While we might expect to engage our minds while talking through issues in counselling, comprehending something cognitively only goes so far. Frequently, it requires more than our rational minds to gain a fundamental understanding of ourselves, particularly as intense rationalising can often be symptomatic of attempts to avoid difficult or painful feelings.
As Freud asserted, the psyche is first and foremost somatic; by which he meant that our primary experience is one of physical embodiment. I encourage clients to pay close attention to their immediate experience — to get curious about the sensations in their body, where they feel their emotions as well as their thoughts — in order to gain a fuller understanding of their whole being.
We might wish we could think ourselves well, yet when we try we can remain largely unconscious to complex psychological processes. While they remain unconscious, we may only be able to identify them by recognizing their effect over the longer patterns of our lives. Often in patterns that repeat themselves time and time again.
Psychological wounds and painful emotions may become locked in the body with abiding change only possible when we are able to release the enduring rigidity of body and mind.

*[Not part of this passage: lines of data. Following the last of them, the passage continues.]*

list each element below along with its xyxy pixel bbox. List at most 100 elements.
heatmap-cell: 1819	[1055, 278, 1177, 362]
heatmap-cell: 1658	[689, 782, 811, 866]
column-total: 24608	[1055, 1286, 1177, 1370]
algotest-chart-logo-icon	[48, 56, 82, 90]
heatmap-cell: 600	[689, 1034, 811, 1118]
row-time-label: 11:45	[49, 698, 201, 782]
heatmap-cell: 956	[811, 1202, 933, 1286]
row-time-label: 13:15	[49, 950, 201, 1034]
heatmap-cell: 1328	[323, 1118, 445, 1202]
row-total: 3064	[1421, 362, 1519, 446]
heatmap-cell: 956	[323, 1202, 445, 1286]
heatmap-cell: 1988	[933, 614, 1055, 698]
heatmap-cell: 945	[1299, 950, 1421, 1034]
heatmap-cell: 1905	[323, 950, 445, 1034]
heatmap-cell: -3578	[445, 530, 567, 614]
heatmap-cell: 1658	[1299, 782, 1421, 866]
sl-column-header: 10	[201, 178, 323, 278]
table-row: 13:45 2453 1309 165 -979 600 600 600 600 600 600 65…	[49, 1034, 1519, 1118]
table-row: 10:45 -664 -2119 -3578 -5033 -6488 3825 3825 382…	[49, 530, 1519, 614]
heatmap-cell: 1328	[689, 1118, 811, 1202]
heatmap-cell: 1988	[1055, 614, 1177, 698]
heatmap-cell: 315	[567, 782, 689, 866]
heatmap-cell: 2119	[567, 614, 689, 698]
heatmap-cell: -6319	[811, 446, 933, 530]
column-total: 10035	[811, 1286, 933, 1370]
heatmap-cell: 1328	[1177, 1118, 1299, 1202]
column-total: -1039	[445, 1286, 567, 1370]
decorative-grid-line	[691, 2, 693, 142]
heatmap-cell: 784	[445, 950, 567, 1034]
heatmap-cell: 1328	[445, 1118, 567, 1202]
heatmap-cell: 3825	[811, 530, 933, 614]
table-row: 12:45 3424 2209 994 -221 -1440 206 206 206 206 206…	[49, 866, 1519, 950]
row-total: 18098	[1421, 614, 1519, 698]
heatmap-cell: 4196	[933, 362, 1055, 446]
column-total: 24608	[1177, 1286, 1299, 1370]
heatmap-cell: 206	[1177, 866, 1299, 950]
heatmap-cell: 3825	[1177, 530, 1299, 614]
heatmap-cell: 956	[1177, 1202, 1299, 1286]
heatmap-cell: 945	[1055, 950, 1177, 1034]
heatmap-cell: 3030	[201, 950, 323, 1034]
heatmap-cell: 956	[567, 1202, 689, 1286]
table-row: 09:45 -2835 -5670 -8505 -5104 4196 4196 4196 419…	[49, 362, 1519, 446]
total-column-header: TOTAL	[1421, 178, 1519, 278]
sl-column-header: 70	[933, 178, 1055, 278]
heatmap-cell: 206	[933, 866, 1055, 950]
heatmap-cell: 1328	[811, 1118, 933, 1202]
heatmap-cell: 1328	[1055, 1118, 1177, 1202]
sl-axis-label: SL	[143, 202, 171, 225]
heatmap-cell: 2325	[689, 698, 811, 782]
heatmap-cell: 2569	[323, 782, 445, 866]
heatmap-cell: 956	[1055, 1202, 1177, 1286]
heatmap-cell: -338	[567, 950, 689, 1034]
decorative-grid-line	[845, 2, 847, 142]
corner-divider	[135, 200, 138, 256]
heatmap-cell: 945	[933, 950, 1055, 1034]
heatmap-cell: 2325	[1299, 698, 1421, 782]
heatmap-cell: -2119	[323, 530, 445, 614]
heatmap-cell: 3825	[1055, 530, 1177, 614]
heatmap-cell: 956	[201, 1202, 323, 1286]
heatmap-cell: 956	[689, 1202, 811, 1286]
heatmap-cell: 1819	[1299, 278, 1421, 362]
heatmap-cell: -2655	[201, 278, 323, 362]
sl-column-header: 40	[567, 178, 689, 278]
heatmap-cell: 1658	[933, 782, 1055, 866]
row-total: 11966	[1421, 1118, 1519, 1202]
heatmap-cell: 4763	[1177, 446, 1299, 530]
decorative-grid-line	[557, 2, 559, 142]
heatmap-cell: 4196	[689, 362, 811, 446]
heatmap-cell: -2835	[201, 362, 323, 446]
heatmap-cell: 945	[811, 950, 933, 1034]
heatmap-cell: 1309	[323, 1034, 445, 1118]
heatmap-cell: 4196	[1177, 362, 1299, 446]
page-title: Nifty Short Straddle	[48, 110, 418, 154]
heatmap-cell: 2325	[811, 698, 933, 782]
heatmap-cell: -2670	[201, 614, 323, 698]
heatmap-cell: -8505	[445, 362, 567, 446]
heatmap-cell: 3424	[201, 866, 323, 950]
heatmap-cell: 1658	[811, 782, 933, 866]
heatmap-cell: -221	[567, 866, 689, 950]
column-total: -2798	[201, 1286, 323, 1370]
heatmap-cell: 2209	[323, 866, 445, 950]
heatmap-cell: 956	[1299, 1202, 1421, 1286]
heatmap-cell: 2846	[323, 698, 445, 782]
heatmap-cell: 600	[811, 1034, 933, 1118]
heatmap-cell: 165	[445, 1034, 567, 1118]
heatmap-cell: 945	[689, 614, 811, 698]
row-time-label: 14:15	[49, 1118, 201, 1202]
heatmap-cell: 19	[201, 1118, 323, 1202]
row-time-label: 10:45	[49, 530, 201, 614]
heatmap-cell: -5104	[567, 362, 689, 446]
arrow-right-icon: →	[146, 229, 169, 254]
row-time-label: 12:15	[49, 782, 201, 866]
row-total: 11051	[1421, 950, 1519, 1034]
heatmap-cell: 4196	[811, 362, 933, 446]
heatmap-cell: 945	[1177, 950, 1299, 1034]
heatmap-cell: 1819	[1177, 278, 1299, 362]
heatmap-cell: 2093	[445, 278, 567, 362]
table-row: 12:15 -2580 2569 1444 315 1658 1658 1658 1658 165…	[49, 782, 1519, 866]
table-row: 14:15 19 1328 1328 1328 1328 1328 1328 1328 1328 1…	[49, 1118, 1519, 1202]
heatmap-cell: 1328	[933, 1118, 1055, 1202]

Not only can we let go of pain and fear, but by connecting with ourselves as embodied and emotional beings, we bring greater colour, richness and discernment to our lives.

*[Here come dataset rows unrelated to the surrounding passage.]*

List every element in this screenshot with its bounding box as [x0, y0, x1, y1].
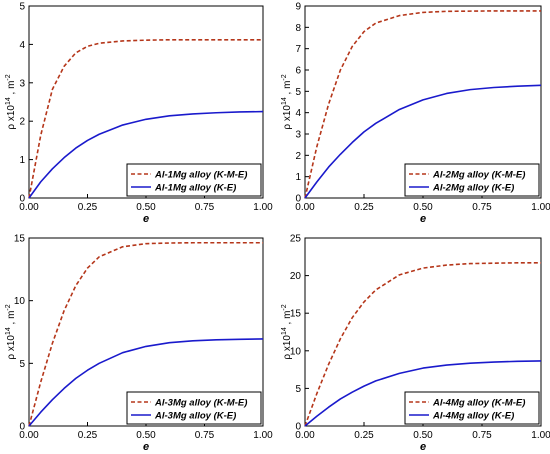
x-tick-label: 0.50 — [413, 202, 433, 213]
x-tick-label: 0.50 — [136, 202, 156, 213]
y-tick-label: 9 — [295, 2, 301, 13]
legend-box — [404, 163, 540, 197]
legend: Al-1Mg alloy (K-M-E) Al-1Mg alloy (K-E) — [126, 163, 262, 197]
y-tick-label: 20 — [290, 271, 302, 282]
y-axis-label-part: -2 — [281, 304, 288, 310]
y-axis-label-part: 14 — [281, 327, 288, 335]
y-tick-label: 0 — [295, 422, 301, 433]
x-tick-label: 1.00 — [253, 430, 273, 441]
y-axis-label-part: -2 — [281, 74, 288, 80]
y-axis-label: ρ x1014 , m-2 — [281, 74, 293, 129]
series-line-ke — [304, 360, 542, 427]
legend-entry: Al-3Mg alloy (K-M-E) — [154, 397, 247, 408]
y-tick-label: 25 — [290, 234, 302, 245]
series-line-ke — [28, 338, 264, 427]
y-tick-label: 1 — [295, 172, 301, 183]
y-axis-label-part: -2 — [5, 74, 12, 80]
y-axis-label-part: 14 — [5, 97, 12, 105]
series-line-kme — [304, 10, 541, 199]
x-tick-label: 1.00 — [253, 202, 273, 213]
legend-box — [126, 391, 262, 425]
y-tick-label: 3 — [19, 78, 25, 89]
chart-panel-4: 0.00 0.25 0.50 0.75 1.00 0 5 10 15 20 25 e ρ x1014 ,… — [281, 234, 550, 454]
legend-entry: Al-2Mg alloy (K-M-E) — [432, 169, 525, 180]
y-tick-label: 0 — [19, 194, 25, 205]
y-tick-label: 10 — [14, 296, 26, 307]
x-tick-label: 0.50 — [136, 430, 156, 441]
y-tick-label: 6 — [295, 66, 301, 77]
y-tick-label: 5 — [295, 384, 301, 395]
legend-box — [126, 163, 262, 197]
y-tick-label: 3 — [295, 130, 301, 141]
y-tick-label: 2 — [19, 117, 25, 128]
x-tick-label: 0.75 — [472, 430, 492, 441]
x-tick-label: 0.00 — [295, 202, 315, 213]
x-tick-label: 0.75 — [195, 202, 215, 213]
y-axis-label-part: , m — [6, 81, 17, 98]
y-tick-label: 0 — [19, 422, 25, 433]
y-axis-label: ρ x1014 , m-2 — [281, 304, 293, 359]
legend-entry: Al-1Mg alloy (K-M-E) — [154, 169, 247, 180]
y-axis-label-part: ρ x10 — [282, 105, 293, 130]
y-tick-label: 5 — [19, 2, 25, 13]
y-tick-label: 5 — [295, 87, 301, 98]
legend-entry: Al-3Mg alloy (K-E) — [154, 410, 236, 421]
x-tick-label: 0.75 — [472, 202, 492, 213]
chart-panel-3: 0.00 0.25 0.50 0.75 1.00 0 5 10 15 e ρ x1014 , m-2… — [5, 234, 273, 454]
legend: Al-4Mg alloy (K-M-E) Al-4Mg alloy (K-E) — [404, 391, 540, 425]
legend-entry: Al-4Mg alloy (K-E) — [432, 410, 514, 421]
y-tick-label: 2 — [295, 151, 301, 162]
x-tick-label: 0.25 — [354, 430, 374, 441]
x-tick-label: 0.00 — [295, 430, 315, 441]
legend-entry: Al-2Mg alloy (K-E) — [432, 182, 514, 193]
y-axis-label-part: , m — [6, 311, 17, 328]
x-axis-label: e — [143, 441, 149, 453]
y-tick-label: 1 — [19, 155, 25, 166]
x-tick-label: 0.25 — [78, 202, 98, 213]
x-tick-label: 0.00 — [19, 202, 39, 213]
y-axis-label-part: ρ x10 — [6, 105, 17, 130]
x-axis-label: e — [420, 213, 426, 225]
x-tick-label: 1.00 — [531, 202, 550, 213]
legend-entry: Al-1Mg alloy (K-E) — [154, 182, 236, 193]
y-axis-label-part: ρ x10 — [6, 335, 17, 360]
y-axis-label-part: ρ x10 — [282, 335, 293, 360]
x-tick-label: 0.50 — [413, 430, 433, 441]
y-axis-label: ρ x1014 , m-2 — [5, 74, 17, 129]
y-axis-label-part: -2 — [5, 304, 12, 310]
series-line-kme — [28, 241, 263, 427]
x-axis-label: e — [420, 441, 426, 453]
chart-panel-1: 0.00 0.25 0.50 0.75 1.00 0 1 2 3 4 5 e ρ x1014 , m-2… — [5, 2, 273, 226]
y-axis-label: ρ x1014 , m-2 — [5, 304, 17, 359]
x-tick-label: 0.00 — [19, 430, 39, 441]
y-tick-label: 15 — [14, 234, 26, 245]
y-axis-label-part: 14 — [5, 327, 12, 335]
x-tick-label: 0.25 — [78, 430, 98, 441]
series-line-kme — [304, 262, 541, 427]
y-tick-label: 10 — [290, 346, 302, 357]
y-tick-label: 4 — [19, 40, 25, 51]
y-axis-label-part: , m — [282, 311, 293, 328]
y-tick-label: 4 — [295, 108, 301, 119]
legend-entry: Al-4Mg alloy (K-M-E) — [432, 397, 525, 408]
y-tick-label: 5 — [19, 359, 25, 370]
series-line-ke — [28, 110, 264, 199]
x-axis-label: e — [143, 213, 149, 225]
y-tick-label: 0 — [295, 194, 301, 205]
legend: Al-3Mg alloy (K-M-E) Al-3Mg alloy (K-E) — [126, 391, 262, 425]
y-axis-label-part: , m — [282, 81, 293, 98]
y-tick-label: 15 — [290, 309, 302, 320]
x-tick-label: 0.75 — [195, 430, 215, 441]
y-axis-label-part: 14 — [281, 97, 288, 105]
y-tick-label: 7 — [295, 44, 301, 55]
x-tick-label: 0.25 — [354, 202, 374, 213]
legend: Al-2Mg alloy (K-M-E) Al-2Mg alloy (K-E) — [404, 163, 540, 197]
legend-box — [404, 391, 540, 425]
series-line-ke — [304, 84, 542, 199]
x-tick-label: 1.00 — [531, 430, 550, 441]
y-tick-label: 8 — [295, 23, 301, 34]
series-line-kme — [28, 38, 263, 199]
chart-panel-2: 0.00 0.25 0.50 0.75 1.00 0 1 2 3 4 5 6 7 8 9 e ρ x1014 ,… — [281, 2, 550, 226]
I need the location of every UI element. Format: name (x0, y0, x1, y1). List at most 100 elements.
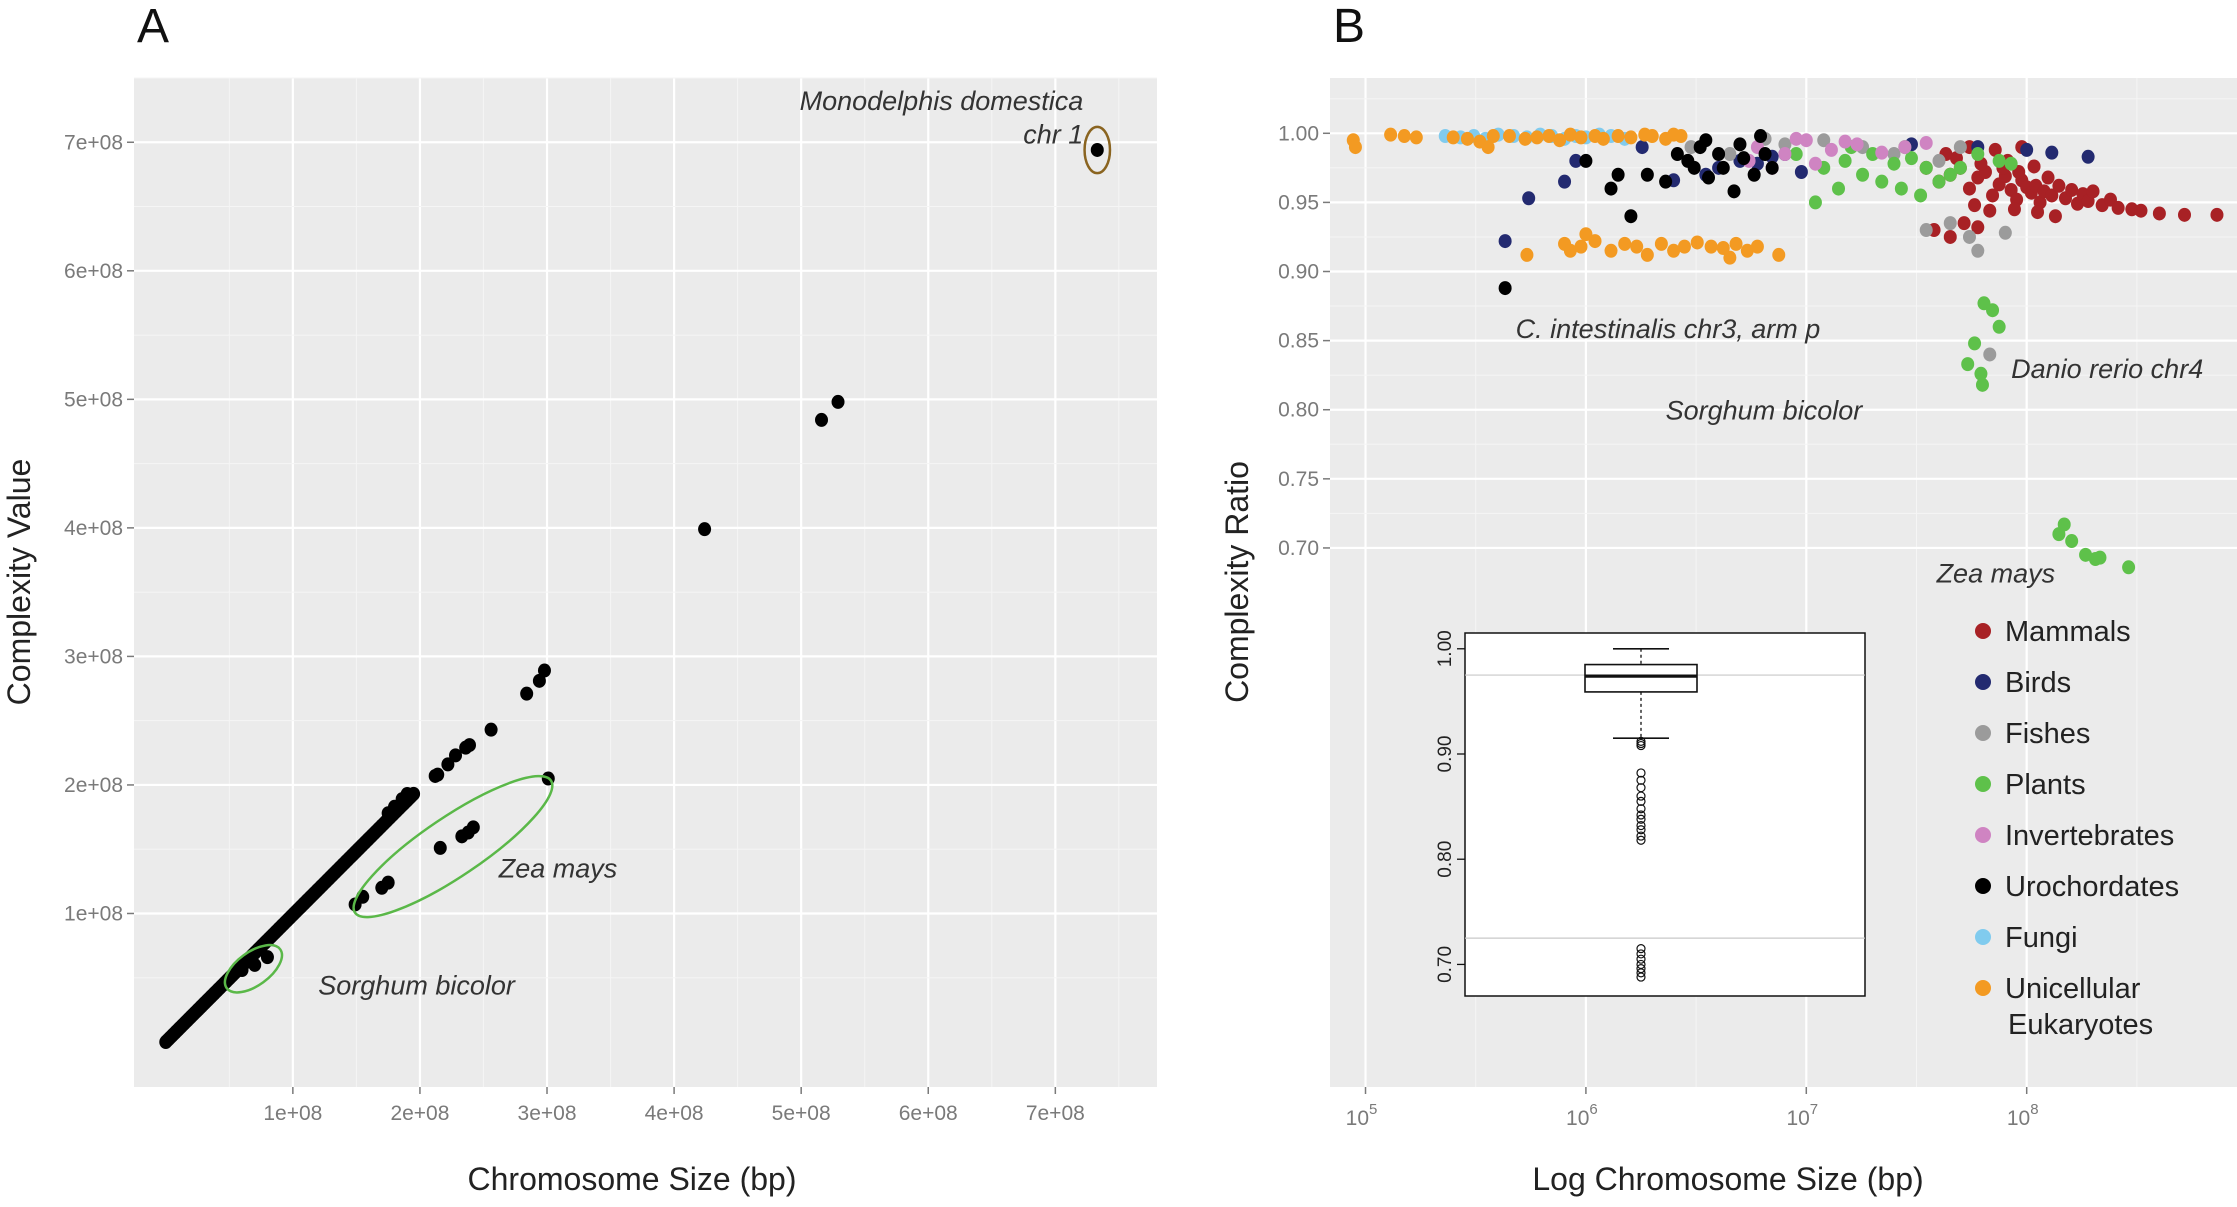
panel-a-annotation: Zea mays (498, 853, 618, 883)
panel-b-point (1943, 216, 1957, 231)
panel-b-point (1962, 229, 1976, 244)
panel-b-point (2007, 202, 2021, 217)
panel-b-point (1758, 147, 1772, 162)
panel-b-letter: B (1333, 0, 1365, 53)
panel-b-point (2045, 145, 2059, 160)
panel-b-point (2004, 156, 2018, 171)
panel-b-x-tick-label: 107 (1786, 1101, 1818, 1130)
panel-b-point (1604, 243, 1618, 258)
panel-b-y-tick-label: 0.70 (1278, 537, 1319, 560)
panel-b-point (1520, 247, 1534, 262)
panel-b-point (1778, 147, 1792, 162)
panel-a-point (441, 757, 455, 772)
panel-a-y-ticks: 1e+08 2e+08 3e+08 4e+08 5e+08 6e+08 7e+08 (64, 131, 134, 925)
panel-a-plot-background (134, 78, 1157, 1087)
panel-b-point (1875, 145, 1889, 160)
panel-b-point (1754, 129, 1768, 144)
panel-b-point (1971, 243, 1985, 258)
panel-a-highlight-ellipse (223, 943, 284, 994)
panel-b-point (1747, 167, 1761, 182)
panel-a-letter: A (137, 0, 169, 53)
panel-b-point (1654, 236, 1668, 251)
inset-outlier (1636, 820, 1646, 831)
panel-b-point (1684, 140, 1698, 155)
panel-b-point (1968, 198, 1982, 213)
panel-a-point (831, 394, 845, 409)
panel-b-point (1486, 129, 1500, 144)
panel-a-point (381, 875, 395, 890)
inset-outlier (1636, 968, 1646, 978)
panel-b-point (2065, 182, 2079, 197)
panel-a-x-tick-label: 1e+08 (263, 1102, 322, 1125)
panel-b-point (1723, 147, 1737, 162)
panel-b-point (1670, 147, 1684, 162)
panel-b-point (1919, 160, 1933, 175)
panel-b-y-tick-label: 0.75 (1278, 468, 1319, 491)
inset-outlier (1636, 796, 1646, 806)
legend-label: Urochordates (2005, 871, 2179, 903)
panel-b-point (1992, 319, 2006, 334)
inset-outlier (1636, 954, 1646, 964)
panel-a-y-tick-label: 2e+08 (64, 774, 123, 797)
panel-b-point (2122, 560, 2136, 575)
panel-a-annotation: Sorghum bicolor (318, 970, 516, 1000)
panel-a-point (466, 820, 480, 835)
panel-b-point (1789, 147, 1803, 162)
panel-b-point (1838, 134, 1852, 149)
inset-outlier (1636, 949, 1646, 959)
panel-a-x-tick-label: 2e+08 (390, 1102, 449, 1125)
legend-label: Unicellular (2005, 973, 2141, 1005)
panel-a-point (462, 738, 476, 753)
panel-b-point (1446, 130, 1460, 145)
panel-b-point (1712, 147, 1726, 162)
panel-b-point (1716, 160, 1730, 175)
inset-outlier (1636, 972, 1646, 982)
panel-b-point (1832, 181, 1846, 196)
panel-b-point (1799, 133, 1813, 148)
panel-b-point (1729, 236, 1743, 251)
panel-b-point (2048, 209, 2062, 224)
legend-swatch (1975, 827, 1991, 843)
panel-b-point (2134, 203, 2148, 218)
legend-label: Plants (2005, 769, 2086, 801)
panel-b-point (1569, 153, 1583, 168)
panel-b-annotations: C. intestinalis chr3, arm p Sorghum bicol… (1516, 314, 2204, 589)
panel-b-point (1838, 153, 1852, 168)
legend-swatch (1975, 623, 1991, 639)
panel-b-points (1346, 127, 2224, 575)
panel-a-highlight-ellipse (1083, 125, 1112, 175)
panel-a-x-tick-label: 7e+08 (1026, 1102, 1085, 1125)
panel-b-point (1961, 357, 1975, 372)
panel-b-point (2111, 200, 2125, 215)
panel-b-point (1957, 216, 1971, 231)
panel-b-point (1518, 131, 1532, 146)
panel-a-point (431, 767, 445, 782)
panel-b-point (1975, 377, 1989, 392)
panel-b-point (1962, 181, 1976, 196)
panel-a-point (698, 522, 712, 537)
panel-b-y-tick-label: 1.00 (1278, 122, 1319, 145)
panel-a-point (1090, 142, 1104, 157)
panel-b-x-tick-label: 106 (1566, 1101, 1598, 1130)
panel-b-point (1765, 160, 1779, 175)
panel-b-point (1699, 133, 1713, 148)
panel-b-point (1530, 130, 1544, 145)
panel-b-point (1618, 236, 1632, 251)
panel-b-point (1904, 151, 1918, 166)
panel-b-point (1702, 170, 1716, 185)
panel-b-point (2081, 149, 2095, 164)
panel-b-point (2210, 207, 2224, 222)
panel-b-point (1887, 156, 1901, 171)
panel-b-point (1498, 281, 1512, 296)
panel-b-point (1789, 131, 1803, 146)
panel-b-point (1542, 129, 1556, 144)
panel-b-point (1932, 153, 1946, 168)
panel-b-point (1932, 174, 1946, 189)
panel-b-point (1558, 174, 1572, 189)
panel-b-point (1750, 239, 1764, 254)
panel-b-point (1588, 234, 1602, 249)
panel-b-x-ticks: 105 106 107 108 (1346, 1087, 2039, 1130)
panel-b-point (1914, 188, 1928, 203)
inset-y-tick-label: 1.00 (1435, 630, 1456, 667)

Somatic approaches allow us to access early memories and retrain our emotional systems to perceive our environment more accurately. Stressful events and disruptions in early life mean we struggle to soothe and regulate ourselves. Even when the threat has passed, we continue to perceive our surrounding environment as hostile and default to fight, flight or freeze survival defenses. The body engages these responses based on states of perceived safety. Only by addressing our whole human system can past trauma be effectively healed. Working mindfully with the body, we gradually come to identify and listen to those parts of ourselves that are crying out for care.
Listening to the body helps us better understand our habitual responses and offers a method of effecting profound transformation. It is vital therefore that we learn to trust our somatic experience and learn to actively engage the body in the processes of our physical, psychological and spiritual healing.